See first one: enter image description here

Each property is optional.

And second one: enter image description here

Each property is required but might be undefined.

Please see this flag.

The reason why TS used this approach is dynamic nature of JS.

Consider this example:

const foo = { name: undefined }
foo.name // undefined
foo.surname // undefined

JS returns undefined if you are trying to get property which does not exists. You can find more explanation in ts docs.

While this flag does not affect the behavior of your example - it gives you nice official explanation of the error you are getting.

If you want to make it work, you just need to make Test2 partial:

type Test2 = { [P in Keys]?: Props[P] } // <---- added question mark

OR:

type Test2 = Partial<{ [P in Keys]: Props[P] }>

Why keyof Props is not the same as Keys?

I did not take into account this behavior while answering this question.

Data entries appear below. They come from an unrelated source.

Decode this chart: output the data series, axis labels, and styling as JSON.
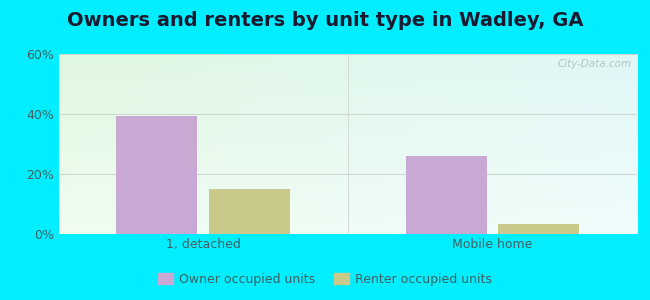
{
  "title": "Owners and renters by unit type in Wadley, GA",
  "categories": [
    "1, detached",
    "Mobile home"
  ],
  "owner_values": [
    39.5,
    26.0
  ],
  "renter_values": [
    15.0,
    3.5
  ],
  "owner_color": "#c9a8d4",
  "renter_color": "#c8c98a",
  "ylim": [
    0,
    60
  ],
  "yticks": [
    0,
    20,
    40,
    60
  ],
  "ytick_labels": [
    "0%",
    "20%",
    "40%",
    "60%"
  ],
  "bar_width": 0.28,
  "background_outer": "#00eeff",
  "grid_color": "#d0d8d0",
  "title_fontsize": 14,
  "legend_labels": [
    "Owner occupied units",
    "Renter occupied units"
  ],
  "watermark": "City-Data.com",
  "tick_color": "#406060",
  "title_color": "#1a1a2e"
}
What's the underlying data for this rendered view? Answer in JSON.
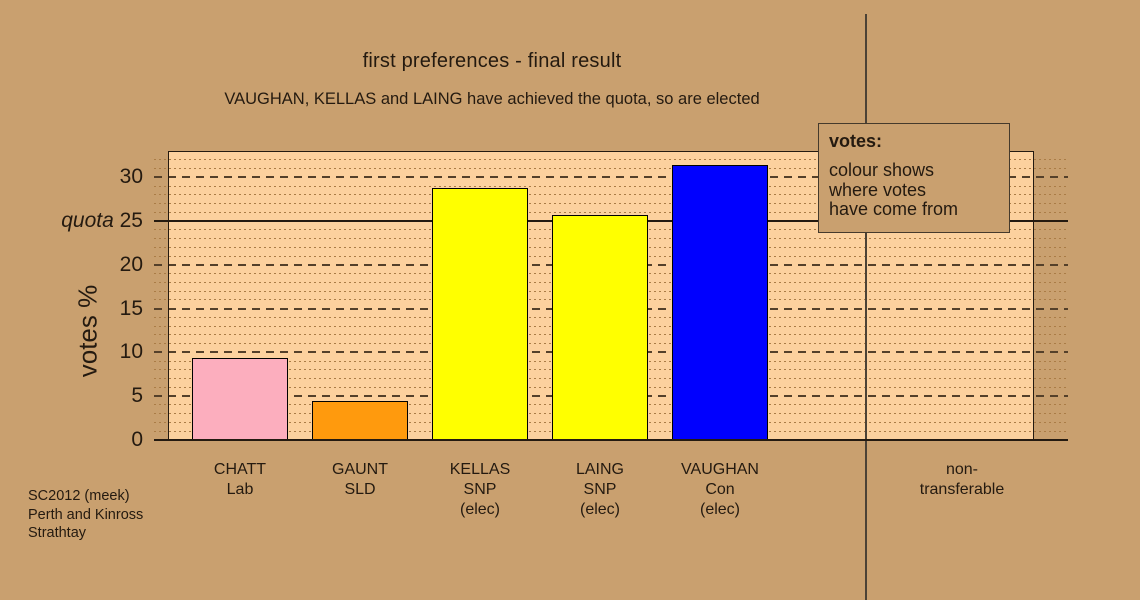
{
  "page": {
    "background": "#c9a06f",
    "plot_background": "#fcd19e"
  },
  "header": {
    "title": "first preferences - final result",
    "subtitle": "VAUGHAN, KELLAS and LAING have achieved the quota, so are elected"
  },
  "legend": {
    "title": "votes:",
    "lines": [
      "colour shows",
      "where votes",
      "have come from"
    ]
  },
  "y_axis": {
    "label": "votes %",
    "quota_label": "quota",
    "ticks": [
      0,
      5,
      10,
      15,
      20,
      25,
      30
    ]
  },
  "footer": {
    "lines": [
      "SC2012 (meek)",
      "Perth and Kinross",
      "Strathtay"
    ]
  },
  "chart_data": {
    "type": "bar",
    "title": "first preferences - final result",
    "xlabel": "",
    "ylabel": "votes %",
    "ylim": [
      0,
      33
    ],
    "grid": {
      "grid_on": true,
      "minor_step": 1,
      "major_step": 5,
      "quota_line": 25
    },
    "legend_position": "top-right",
    "categories": [
      "CHATT Lab",
      "GAUNT SLD",
      "KELLAS SNP (elec)",
      "LAING SNP (elec)",
      "VAUGHAN Con (elec)",
      "non-transferable"
    ],
    "values": [
      9.4,
      4.5,
      28.8,
      25.7,
      31.4,
      0
    ],
    "bars": [
      {
        "candidate": "CHATT",
        "party": "Lab",
        "elected": false,
        "value": 9.4,
        "color": "#fcaebe"
      },
      {
        "candidate": "GAUNT",
        "party": "SLD",
        "elected": false,
        "value": 4.5,
        "color": "#ff9a0d"
      },
      {
        "candidate": "KELLAS",
        "party": "SNP",
        "elected": true,
        "value": 28.8,
        "color": "#ffff00"
      },
      {
        "candidate": "LAING",
        "party": "SNP",
        "elected": true,
        "value": 25.7,
        "color": "#ffff00"
      },
      {
        "candidate": "VAUGHAN",
        "party": "Con",
        "elected": true,
        "value": 31.4,
        "color": "#0000ff"
      }
    ],
    "extra_category": {
      "lines": [
        "non-",
        "transferable"
      ],
      "value": 0
    },
    "elected_suffix": "(elec)"
  }
}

Seems to be that in Test1 - keyof Props does not create separate intermediate union type for Props keys and iterates directly through Props interface keys taking into account all modificators, whereas during iteration in Test2, TS iterates through union of chars: a | b | c | d and knows nothing about Props.

I have encounter similar behavior when I was working with enums:


enum MyEnum {
    ONE,
    TWO
}

type Enumerate<Enum extends number | string> = keyof {
    [Prop in Enum]: Prop
}

type Result2 = Enumerate<MyEnum>

Enumerate should return keys of MyEnum which is a union of ONE | TWO but it returns MyEnum

CodePudding user response:

This is the source of Omit

type Omit<T, K extends keyof any> = Pick<T, Exclude<keyof T, K>>;

So that's what's the difference here–keyof grabs all keys and denotes them as non-optional and constructs an object, whereas Pick constructs the object from the original, T with optional declaration persisted.